Ending the joint venture 

After eight years of running a successful joint venture together, Ammann and Apollo decided to call it a day last year. "We have learned a lot from each other over the years and have always worked well together without any disagreements. But Apollo was ready to stand on her own two feet again," says Jenny. "The 70-30 ratio meant they were more like investors than the entrepreneurs behind the business and something was starting to itch again - they wanted to get back to work." Apollo sold the remaining 30 per cent for almost 27 million to Ammann. "Not only did they get a very good deal with this sale, but they also benefited from the boom that the company has experienced in recent years. Together, we have not only increased the value of the company enormously, but also tripled its turnover. The joint venture has always been a success for both parties, despite the separation. We are therefore parting as friends and will continue to have a good relationship."

Jenny therefore recommends an Indian partner to every European company that wants to start up in India. "You can only be successful in India if you understand the wishes of the customer and if you adapt your product and price to these wishes. To do that, you have to manufacture in India, the product has to breathe India. If you are confident that you can do that on your own, then go for the adventure. In our case, we knew our products didn't fit the market, but we needed the local knowledge to understand how to improve that. If you go it alone, you have to be in it for the long haul and expect it to be a process of trial and error.

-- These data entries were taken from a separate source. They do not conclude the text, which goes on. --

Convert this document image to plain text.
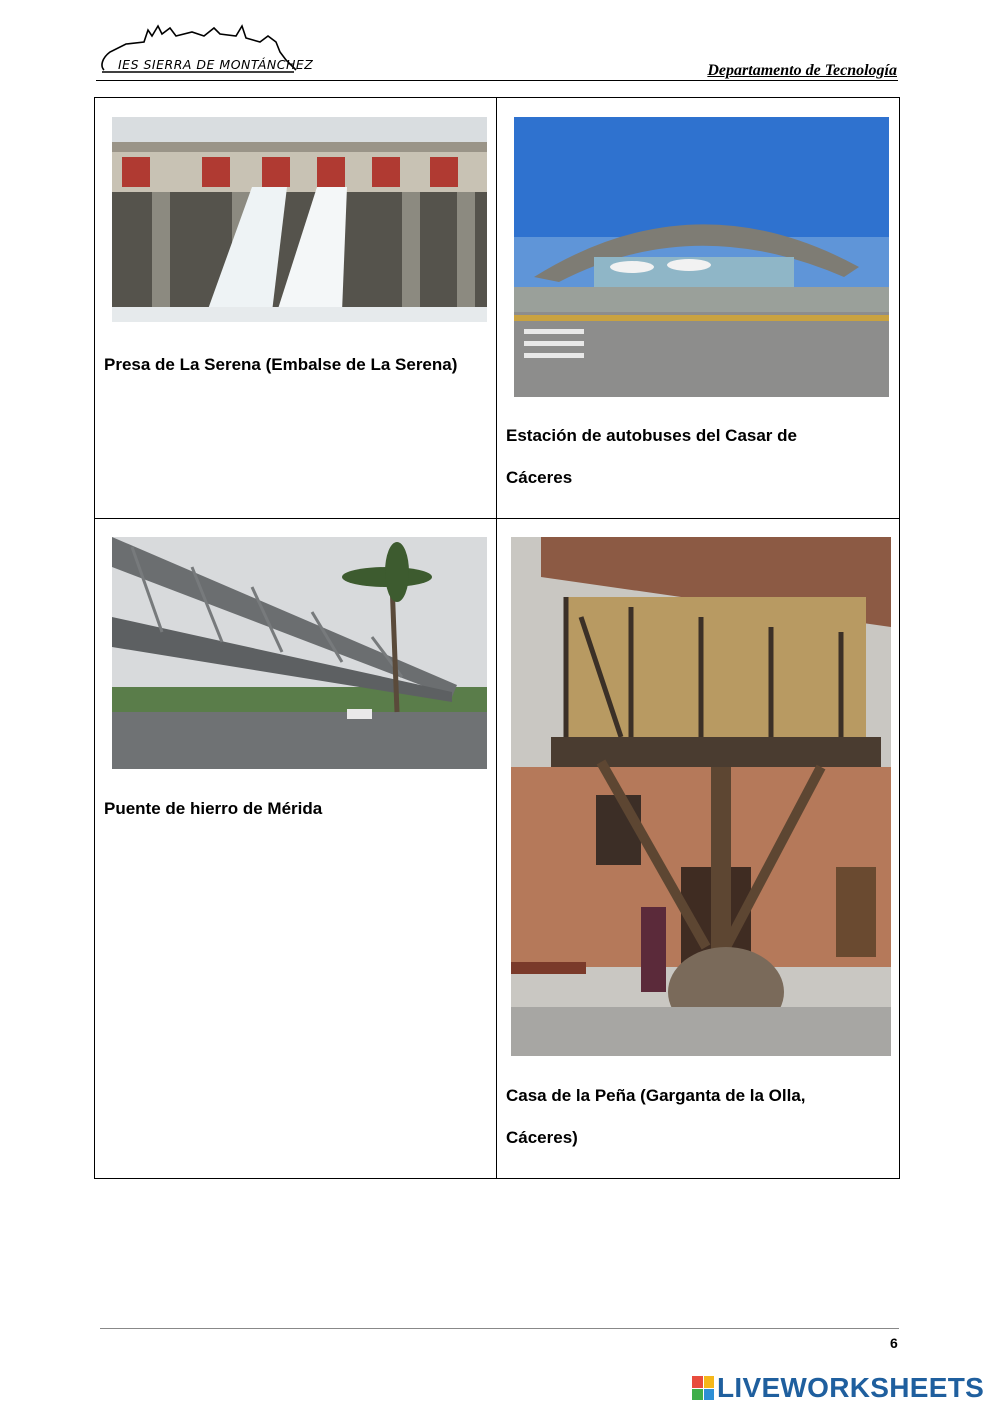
IES SIERRA DE MONTÁNCHEZ	Departamento de Tecnología
Presa de La Serena (Embalse de La Serena)
Estación de autobuses del Casar de
Cáceres
Puente de hierro de Mérida
Casa de la Peña (Garganta de la Olla,
Cáceres)
6
LIVEWORKSHEETS
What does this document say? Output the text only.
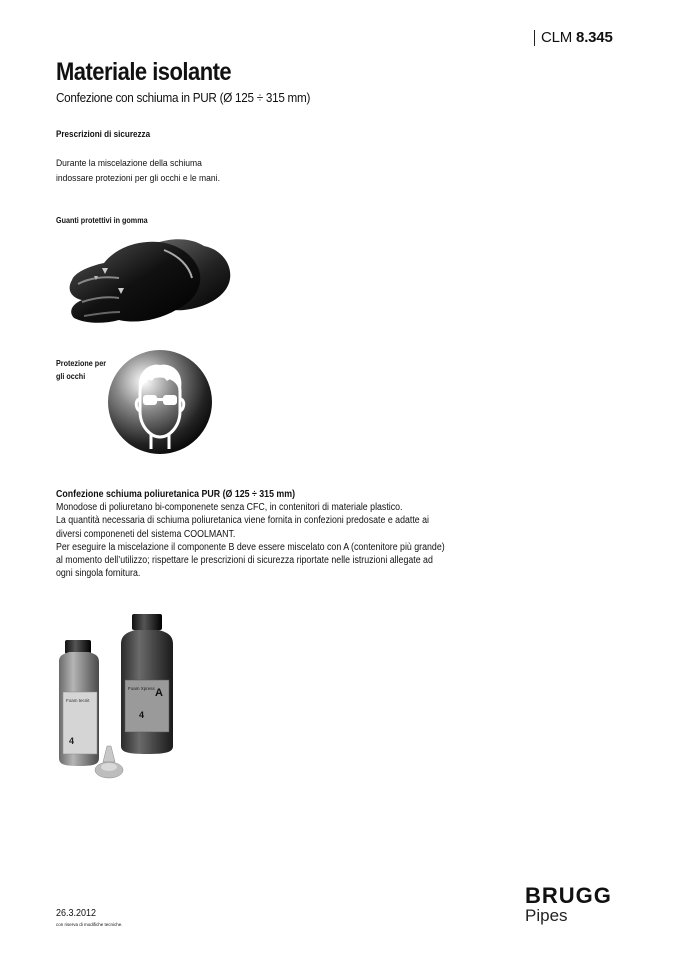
CLM 8.345
Materiale isolante
Confezione con schiuma in PUR (Ø 125 ÷ 315 mm)
Prescrizioni di sicurezza
Durante la miscelazione della schiuma
indossare protezioni per gli occhi e le mani.
Guanti protettivi in gomma
Protezione per
gli occhi
Confezione schiuma poliuretanica PUR (Ø 125 ÷ 315 mm)
Monodose di poliuretano bi-componenete senza CFC, in contenitori di materiale plastico.
La quantità necessaria di schiuma poliuretanica viene fornita in confezioni predosate e adatte ai
diversi componeneti del sistema COOLMANT.
Per eseguire la miscelazione il componente B deve essere miscelato con A (contenitore più grande)
al momento dell’utilizzo; rispettare le prescrizioni di sicurezza riportate nelle istruzioni allegate ad
ogni singola fornitura.
Foam tecnit
4
Foam Xpress A
4
26.3.2012
con riserva di modifiche tecniche.
BRUGG
Pipes
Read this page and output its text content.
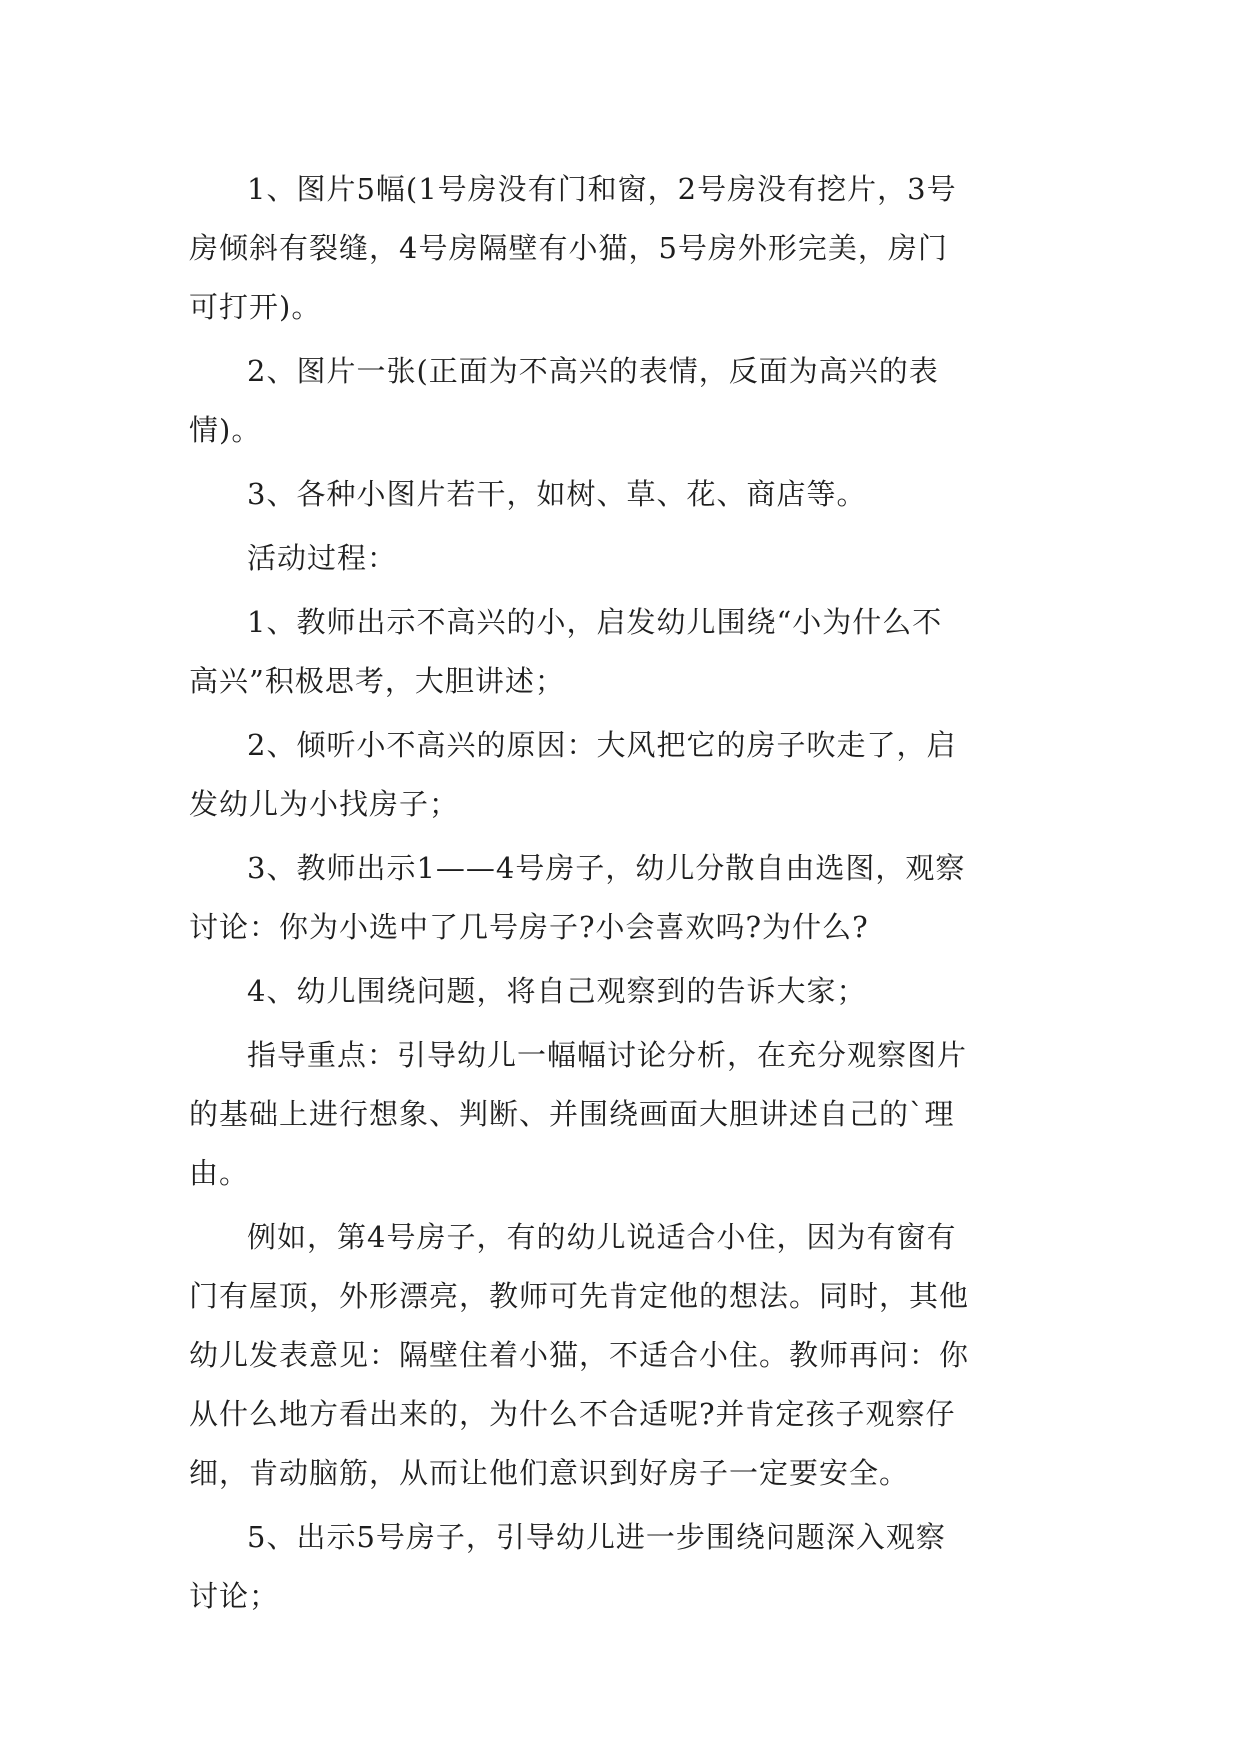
1、图片5幅(1号房没有门和窗，2号房没有挖片，3号
房倾斜有裂缝，4号房隔壁有小猫，5号房外形完美，房门
可打开)。

2、图片一张(正面为不高兴的表情，反面为高兴的表
情)。

3、各种小图片若干，如树、草、花、商店等。

活动过程：

1、教师出示不高兴的小，启发幼儿围绕“小为什么不
高兴”积极思考，大胆讲述；

2、倾听小不高兴的原因：大风把它的房子吹走了，启
发幼儿为小找房子；

3、教师出示1——4号房子，幼儿分散自由选图，观察
讨论：你为小选中了几号房子?小会喜欢吗?为什么?

4、幼儿围绕问题，将自己观察到的告诉大家；

指导重点：引导幼儿一幅幅讨论分析，在充分观察图片
的基础上进行想象、判断、并围绕画面大胆讲述自己的`理
由。

例如，第4号房子，有的幼儿说适合小住，因为有窗有
门有屋顶，外形漂亮，教师可先肯定他的想法。同时，其他
幼儿发表意见：隔壁住着小猫，不适合小住。教师再问：你
从什么地方看出来的，为什么不合适呢?并肯定孩子观察仔
细，肯动脑筋，从而让他们意识到好房子一定要安全。

5、出示5号房子，引导幼儿进一步围绕问题深入观察
讨论；
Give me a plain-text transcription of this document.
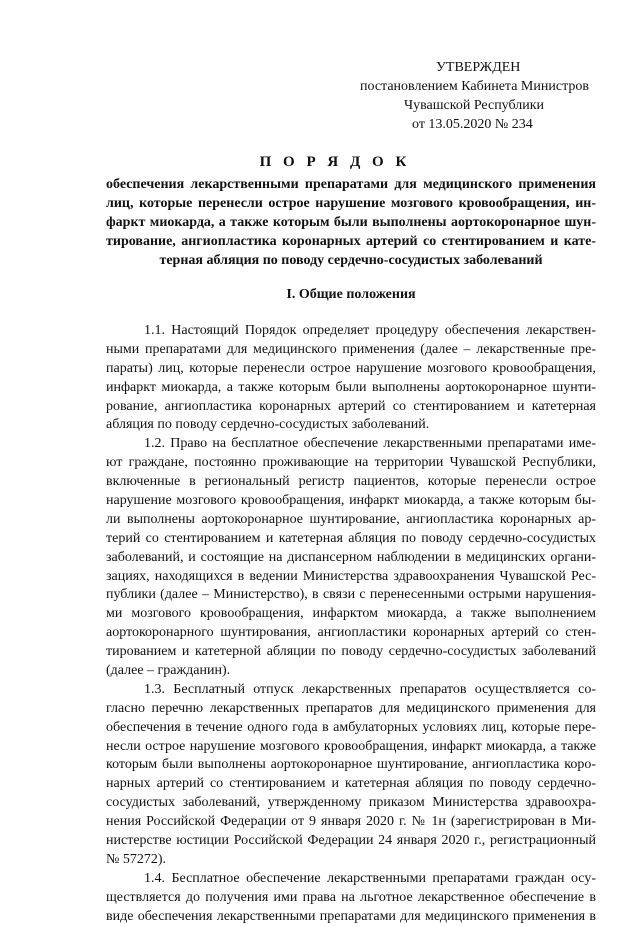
УТВЕРЖДЕН
постановлением Кабинета Министров
Чувашской Республики
от 13.05.2020 № 234
П О Р Я Д О К
обеспечения лекарственными препаратами для медицинского применения
лиц, которые перенесли острое нарушение мозгового кровообращения, ин-
фаркт миокарда, а также которым были выполнены аортокоронарное шун-
тирование, ангиопластика коронарных артерий со стентированием и кате-
терная абляция по поводу сердечно-сосудистых заболеваний
I. Общие положения
1.1. Настоящий Порядок определяет процедуру обеспечения лекарствен-
ными препаратами для медицинского применения (далее – лекарственные пре-
параты) лиц, которые перенесли острое нарушение мозгового кровообращения,
инфаркт миокарда, а также которым были выполнены аортокоронарное шунти-
рование, ангиопластика коронарных артерий со стентированием и катетерная
абляция по поводу сердечно-сосудистых заболеваний.
1.2. Право на бесплатное обеспечение лекарственными препаратами име-
ют граждане, постоянно проживающие на территории Чувашской Республики,
включенные в региональный регистр пациентов, которые перенесли острое
нарушение мозгового кровообращения, инфаркт миокарда, а также которым бы-
ли выполнены аортокоронарное шунтирование, ангиопластика коронарных ар-
терий со стентированием и катетерная абляция по поводу сердечно-сосудистых
заболеваний, и состоящие на диспансерном наблюдении в медицинских органи-
зациях, находящихся в ведении Министерства здравоохранения Чувашской Рес-
публики (далее – Министерство), в связи с перенесенными острыми нарушения-
ми мозгового кровообращения, инфарктом миокарда, а также выполнением
аортокоронарного шунтирования, ангиопластики коронарных артерий со стен-
тированием и катетерной абляции по поводу сердечно-сосудистых заболеваний
(далее – гражданин).
1.3. Бесплатный отпуск лекарственных препаратов осуществляется со-
гласно перечню лекарственных препаратов для медицинского применения для
обеспечения в течение одного года в амбулаторных условиях лиц, которые пере-
несли острое нарушение мозгового кровообращения, инфаркт миокарда, а также
которым были выполнены аортокоронарное шунтирование, ангиопластика коро-
нарных артерий со стентированием и катетерная абляция по поводу сердечно-
сосудистых заболеваний, утвержденному приказом Министерства здравоохра-
нения Российской Федерации от 9 января 2020 г. № 1н (зарегистрирован в Ми-
нистерстве юстиции Российской Федерации 24 января 2020 г., регистрационный
№ 57272).
1.4. Бесплатное обеспечение лекарственными препаратами граждан осу-
ществляется до получения ими права на льготное лекарственное обеспечение в
виде обеспечения лекарственными препаратами для медицинского применения в
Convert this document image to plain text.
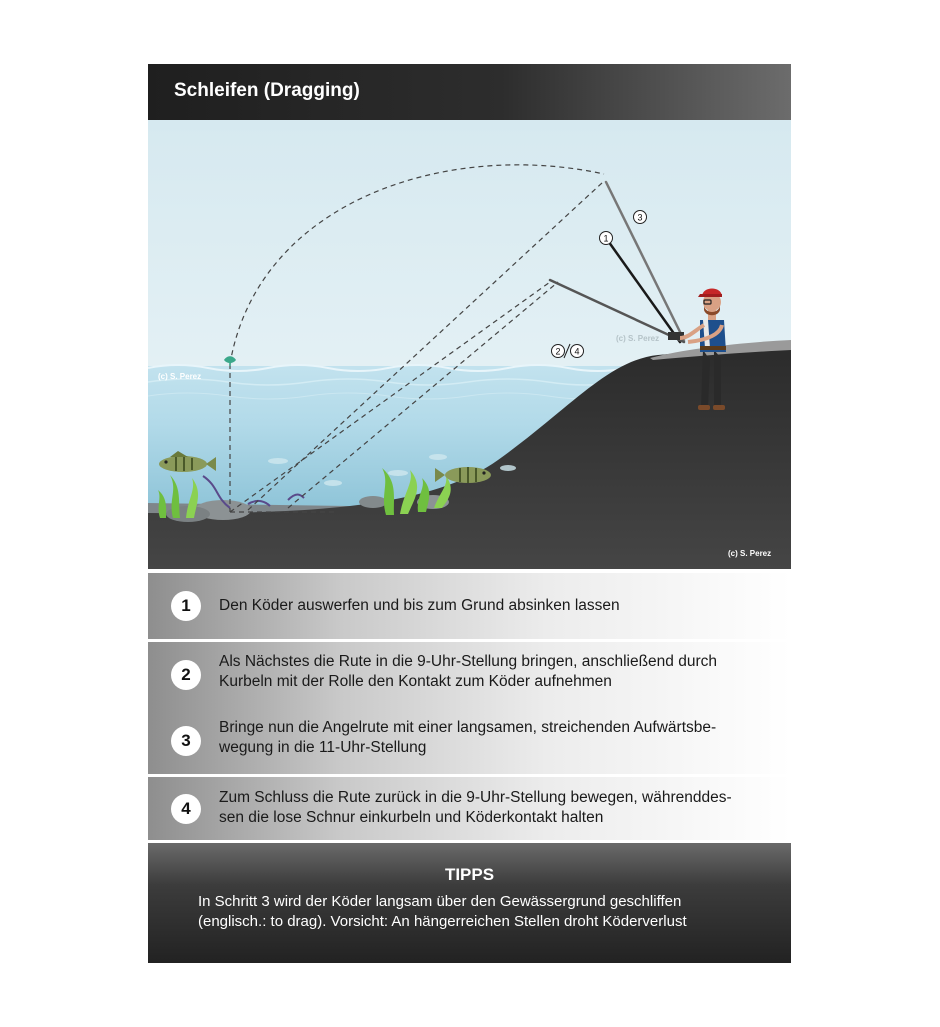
Schleifen (Dragging)
1
3
2 4
(c) S. Perez
(c) S. Perez
(c) S. Perez
1	Den Köder auswerfen und bis zum Grund absinken lassen
2
Als Nächstes die Rute in die 9-Uhr-Stellung bringen, anschließend durch
Kurbeln mit der Rolle den Kontakt zum Köder aufnehmen
3
Bringe nun die Angelrute mit einer langsamen, streichenden Aufwärtsbe-
wegung in die 11-Uhr-Stellung
4
Zum Schluss die Rute zurück in die 9-Uhr-Stellung bewegen, währenddes-
sen die lose Schnur einkurbeln und Köderkontakt halten
TIPPS
In Schritt 3 wird der Köder langsam über den Gewässergrund geschliffen
(englisch.: to drag). Vorsicht: An hängerreichen Stellen droht Köderverlust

We wanted a quick market entry without too many setbacks and we couldn't have done it without our great partner. So do your research and strategise accordingly, but be aware that local help makes a lot easier in India."

Opportunities in infrastructure and construction

Ammann is looking forward to the future in India. "Construction and infrastructure are two sectors that will grow significantly in India in the coming years. Indeed, more infrastructure is needed in the country if it is to maintain the same high economic growth rate in the long term," says the Ammann foreman. "But even though these sectors will offer interesting opportunities, it is important that foreign companies realise that India is not a quick fix. I have seen many international companies come and go, hoping to get a slice of the investment in the road network. But if your product doesn't fit India's needs and Indians don't trust you, you have a choice: either invest for the long term or pack up."